People whose gender identity differs from their sex assigned at birth.
In a society that upholds the human rights to equality, freedom of expression, privacy and self-determination, we must respect how people wish to be referred.
For so many people across the world, respecting the gender identity of transgender people is now considered a societal norm however sometimes trans people experience confusion or deliberate misattribution of their gender.
Any work around diversity, equity, and inclusion requires a heightened awareness and consideration that might differently affect the rights and realities of transgender people. The terms ‘trans’ or ‘transgender’ are preferred over ‘transgendered’ since the latter implies that it is something that is done to people. While ‘transsexual’ has been used historically, and some people still identify with the term, many people consider it a slur and avoid it. Tranny is nothing more than derogatory slang and it is inappropriate.
Please note: It is inappropriate to use the acronym, LGBTQIA+, without the ‘T’ for transgender. Doing this has connotations of anti-trans movements that seek to erase transgender people from the LGBTQIA+ community and this is against the core values of equality and inclusion.
This is where things get complicated for many people so we will go back to basics and encourage you to simply do your very best to navigate yourself with others in the spirit of The Golden Rule - treating one as one wants to be treated.
A pronoun is a word we use in place of a ‘proper noun’, e.g. someone’s name.

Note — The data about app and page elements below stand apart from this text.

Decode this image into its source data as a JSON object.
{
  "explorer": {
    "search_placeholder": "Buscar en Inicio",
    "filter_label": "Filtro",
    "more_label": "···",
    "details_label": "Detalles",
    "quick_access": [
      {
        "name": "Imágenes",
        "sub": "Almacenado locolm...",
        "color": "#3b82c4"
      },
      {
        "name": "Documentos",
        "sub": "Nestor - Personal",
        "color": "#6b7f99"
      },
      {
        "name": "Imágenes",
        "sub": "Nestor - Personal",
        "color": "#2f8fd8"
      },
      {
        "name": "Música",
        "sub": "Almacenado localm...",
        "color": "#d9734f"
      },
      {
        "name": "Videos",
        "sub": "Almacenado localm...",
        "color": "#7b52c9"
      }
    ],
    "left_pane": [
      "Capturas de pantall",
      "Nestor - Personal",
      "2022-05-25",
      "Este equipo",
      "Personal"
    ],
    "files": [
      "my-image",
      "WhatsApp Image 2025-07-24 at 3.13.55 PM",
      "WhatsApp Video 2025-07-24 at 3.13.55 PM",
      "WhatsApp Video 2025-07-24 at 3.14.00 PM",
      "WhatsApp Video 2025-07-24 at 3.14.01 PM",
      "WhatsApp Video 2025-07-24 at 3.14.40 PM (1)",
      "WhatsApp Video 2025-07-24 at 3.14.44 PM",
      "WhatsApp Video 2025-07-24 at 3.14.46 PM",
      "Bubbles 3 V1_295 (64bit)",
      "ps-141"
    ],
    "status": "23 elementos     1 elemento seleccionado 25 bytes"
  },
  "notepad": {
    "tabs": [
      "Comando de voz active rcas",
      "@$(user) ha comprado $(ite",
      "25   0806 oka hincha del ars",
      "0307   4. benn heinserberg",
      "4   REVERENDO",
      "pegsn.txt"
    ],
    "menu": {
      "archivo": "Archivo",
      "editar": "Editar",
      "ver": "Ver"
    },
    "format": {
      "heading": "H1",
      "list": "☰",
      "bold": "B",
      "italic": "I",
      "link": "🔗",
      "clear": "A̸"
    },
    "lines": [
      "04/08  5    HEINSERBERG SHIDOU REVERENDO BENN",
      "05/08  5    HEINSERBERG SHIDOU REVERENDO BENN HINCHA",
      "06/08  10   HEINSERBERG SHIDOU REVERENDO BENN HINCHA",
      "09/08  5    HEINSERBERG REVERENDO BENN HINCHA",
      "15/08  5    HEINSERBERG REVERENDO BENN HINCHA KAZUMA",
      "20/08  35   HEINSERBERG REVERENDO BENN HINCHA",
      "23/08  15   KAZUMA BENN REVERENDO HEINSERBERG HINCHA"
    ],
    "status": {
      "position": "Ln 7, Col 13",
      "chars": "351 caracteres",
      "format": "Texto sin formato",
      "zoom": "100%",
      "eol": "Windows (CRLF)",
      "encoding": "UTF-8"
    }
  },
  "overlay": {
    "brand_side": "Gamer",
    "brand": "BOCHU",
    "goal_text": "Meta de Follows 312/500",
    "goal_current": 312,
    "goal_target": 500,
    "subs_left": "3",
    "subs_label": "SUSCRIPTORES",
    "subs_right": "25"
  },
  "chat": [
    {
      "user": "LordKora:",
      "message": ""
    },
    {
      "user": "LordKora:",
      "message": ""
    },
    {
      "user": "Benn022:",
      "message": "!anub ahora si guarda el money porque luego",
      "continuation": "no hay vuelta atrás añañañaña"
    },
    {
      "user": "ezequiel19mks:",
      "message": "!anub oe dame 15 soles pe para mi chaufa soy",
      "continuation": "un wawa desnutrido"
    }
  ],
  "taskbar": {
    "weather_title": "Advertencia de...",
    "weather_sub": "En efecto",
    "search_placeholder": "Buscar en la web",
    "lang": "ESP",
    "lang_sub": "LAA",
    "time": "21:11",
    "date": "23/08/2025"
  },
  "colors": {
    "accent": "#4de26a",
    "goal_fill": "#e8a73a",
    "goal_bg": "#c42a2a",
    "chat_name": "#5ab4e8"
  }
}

Often pronouns are words we use to refer to people’s gender in conversation - for example, ‘he’ or ‘she’. Some people may prefer others to refer to them in gender neutral language and use pronouns such as they/their and ze/zir.
In the context of LGBTQIA+ inclusion, it is quite supportive to make declaration of pronouns part of standard practice. Here's a good example: I put pronouns on my email signatures, in introductions and in meetings. By doing so we can avoid making assumptions about a person’s gender without having asked, and do not put the onus on people who use pronouns that are different to what might have been assumed to correct us, as this can cause an uncomfortable situation and contribute to feelings of gender dysphoria.

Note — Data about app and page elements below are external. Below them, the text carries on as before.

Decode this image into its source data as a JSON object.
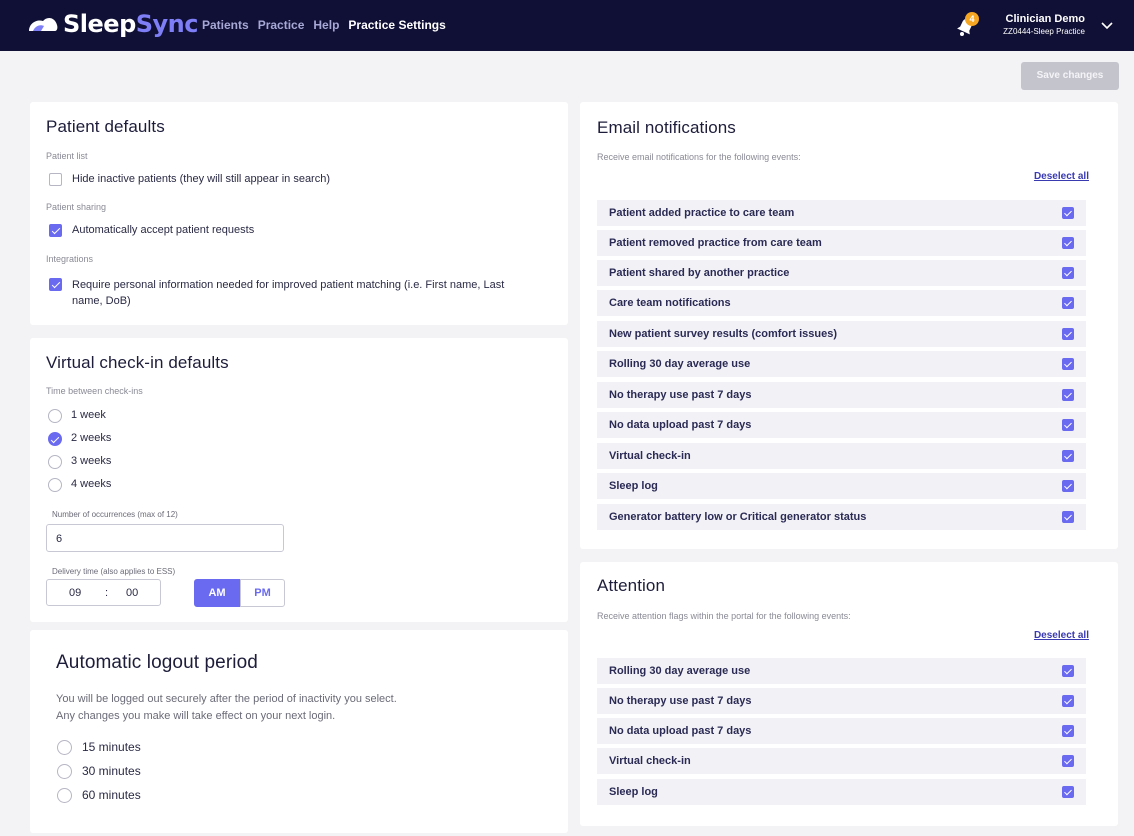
{
  "header": {
    "brand_sleep": "Sleep",
    "brand_sync": "Sync",
    "nav": [
      "Patients",
      "Practice",
      "Help",
      "Practice Settings"
    ],
    "notification_count": "4",
    "user_name": "Clinician Demo",
    "user_practice": "ZZ0444-Sleep Practice",
    "icons": [
      "logo-mark",
      "bell-icon",
      "chevron-down-icon"
    ]
  },
  "save_label": "Save changes",
  "patient_defaults": {
    "title": "Patient defaults",
    "list_label": "Patient list",
    "hide_inactive": "Hide inactive patients (they will still appear in search)",
    "hide_inactive_checked": false,
    "sharing_label": "Patient sharing",
    "auto_accept": "Automatically accept patient requests",
    "auto_accept_checked": true,
    "integrations_label": "Integrations",
    "require_personal": "Require personal information needed for improved patient matching (i.e. First name, Last name, DoB)",
    "require_personal_checked": true
  },
  "virtual_checkin": {
    "title": "Virtual check-in defaults",
    "time_label": "Time between check-ins",
    "options": [
      "1 week",
      "2 weeks",
      "3 weeks",
      "4 weeks"
    ],
    "selected": "2 weeks",
    "occurrences_label": "Number of occurrences (max of 12)",
    "occurrences_value": "6",
    "delivery_label": "Delivery time (also applies to ESS)",
    "hour": "09",
    "separator": ":",
    "minute": "00",
    "am": "AM",
    "pm": "PM",
    "am_pm_selected": "AM"
  },
  "auto_logout": {
    "title": "Automatic logout period",
    "desc1": "You will be logged out securely after the period of inactivity you select.",
    "desc2": "Any changes you make will take effect on your next login.",
    "options": [
      "15 minutes",
      "30 minutes",
      "60 minutes"
    ],
    "selected": null
  },
  "email_notifications": {
    "title": "Email notifications",
    "subtitle": "Receive email notifications for the following events:",
    "deselect": "Deselect all",
    "items": [
      "Patient added practice to care team",
      "Patient removed practice from care team",
      "Patient shared by another practice",
      "Care team notifications",
      "New patient survey results (comfort issues)",
      "Rolling 30 day average use",
      "No therapy use past 7 days",
      "No data upload past 7 days",
      "Virtual check-in",
      "Sleep log",
      "Generator battery low or Critical generator status"
    ],
    "all_checked": true
  },
  "attention": {
    "title": "Attention",
    "subtitle": "Receive attention flags within the portal for the following events:",
    "deselect": "Deselect all",
    "items": [
      "Rolling 30 day average use",
      "No therapy use past 7 days",
      "No data upload past 7 days",
      "Virtual check-in",
      "Sleep log"
    ],
    "all_checked": true
  },
  "colors": {
    "topbar": "#101036",
    "accent": "#6a6af0",
    "nav_inactive": "#a7a8d6",
    "badge": "#f5a623"
  }
}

Some guidance for your life personally and professionally:
1. Don’t assume someone’s pronouns. If you aren’t ready or comfortable doing so, experts advise trying to use proper names.
2. Ask about preferred pronouns. It might feel awkward to ask for this information, but experts say that the act of asking for more information shows you care about addressing someone properly. Some examples of how to phrase the question:
“Hey, what are your pronouns?”
“What pronouns do you use?”
“I was just wondering how you’d like me to address you.”

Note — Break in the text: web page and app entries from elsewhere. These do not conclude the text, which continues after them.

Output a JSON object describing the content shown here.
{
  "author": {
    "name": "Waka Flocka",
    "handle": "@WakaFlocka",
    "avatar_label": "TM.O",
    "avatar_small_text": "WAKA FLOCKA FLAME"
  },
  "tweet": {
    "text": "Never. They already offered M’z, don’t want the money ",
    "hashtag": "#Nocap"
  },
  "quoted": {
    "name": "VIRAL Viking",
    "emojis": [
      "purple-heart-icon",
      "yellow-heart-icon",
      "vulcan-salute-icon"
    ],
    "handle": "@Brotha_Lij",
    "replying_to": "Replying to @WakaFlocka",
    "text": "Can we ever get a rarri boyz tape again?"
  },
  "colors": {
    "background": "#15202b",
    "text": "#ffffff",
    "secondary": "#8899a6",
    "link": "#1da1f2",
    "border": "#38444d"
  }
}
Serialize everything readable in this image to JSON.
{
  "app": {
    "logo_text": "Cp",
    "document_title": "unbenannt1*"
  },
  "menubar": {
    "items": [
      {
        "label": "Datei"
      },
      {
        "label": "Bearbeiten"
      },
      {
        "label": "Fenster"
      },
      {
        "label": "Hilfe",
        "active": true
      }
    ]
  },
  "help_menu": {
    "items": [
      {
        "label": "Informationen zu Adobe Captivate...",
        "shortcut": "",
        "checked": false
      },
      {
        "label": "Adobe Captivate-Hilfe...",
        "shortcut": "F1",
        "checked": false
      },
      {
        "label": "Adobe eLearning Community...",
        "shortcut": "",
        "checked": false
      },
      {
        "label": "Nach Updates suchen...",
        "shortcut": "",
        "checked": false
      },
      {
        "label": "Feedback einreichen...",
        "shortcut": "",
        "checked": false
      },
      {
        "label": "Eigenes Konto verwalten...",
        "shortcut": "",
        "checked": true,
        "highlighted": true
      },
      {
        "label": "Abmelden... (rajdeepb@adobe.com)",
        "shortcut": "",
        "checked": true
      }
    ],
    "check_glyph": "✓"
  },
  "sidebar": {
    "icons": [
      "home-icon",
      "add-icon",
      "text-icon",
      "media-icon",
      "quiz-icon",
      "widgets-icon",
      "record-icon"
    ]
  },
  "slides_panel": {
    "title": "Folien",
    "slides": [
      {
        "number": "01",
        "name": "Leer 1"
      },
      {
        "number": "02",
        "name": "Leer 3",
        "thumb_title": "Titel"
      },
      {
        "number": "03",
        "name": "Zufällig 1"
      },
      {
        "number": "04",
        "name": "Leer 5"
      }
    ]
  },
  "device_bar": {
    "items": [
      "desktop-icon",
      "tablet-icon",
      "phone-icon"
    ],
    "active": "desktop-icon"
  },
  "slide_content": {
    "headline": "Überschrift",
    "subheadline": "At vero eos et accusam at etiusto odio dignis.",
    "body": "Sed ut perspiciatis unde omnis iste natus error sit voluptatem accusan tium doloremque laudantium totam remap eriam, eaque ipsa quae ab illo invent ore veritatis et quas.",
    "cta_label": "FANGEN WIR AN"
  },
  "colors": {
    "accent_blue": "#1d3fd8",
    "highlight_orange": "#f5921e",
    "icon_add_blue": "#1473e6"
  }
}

“I just want to make sure I’m using the correct language to refer to you.”
3. Share your pronouns—and take the act seriously.
Pronouns can be woven into a variety of organizational databases, including internal employee directories, email signatures, job applications, Slack profiles, Twitter bios and more.
There is so much more to cover in this blog-series, WORDS MATTER, but I think this is a really solid beginning.
When I think of other powerful words that need more understanding by many, words like: ableism, instrumentalism, deadnaming, cis-normative, pro-choice, illegal migrants, victim of rape and so much more come to mind and will receive their attention in the coming posts of this blog-series.
Social change by its very nature is disruptive. Please join me in this journey as we seek to learn and understand things better in order to properly disrupt the comfort of the status quo in the hope of dismantling oppressive structures that do not create pathways to equality.
Learning new (disruptive) information can be a very challenging process but it is necessary to understand how power works within and beyond our words.
Words matter and I will personally forever endeavor to seek out ways where I can improve and harness the language I use in more productive, effective, empathetic ways when connecting with other human beings.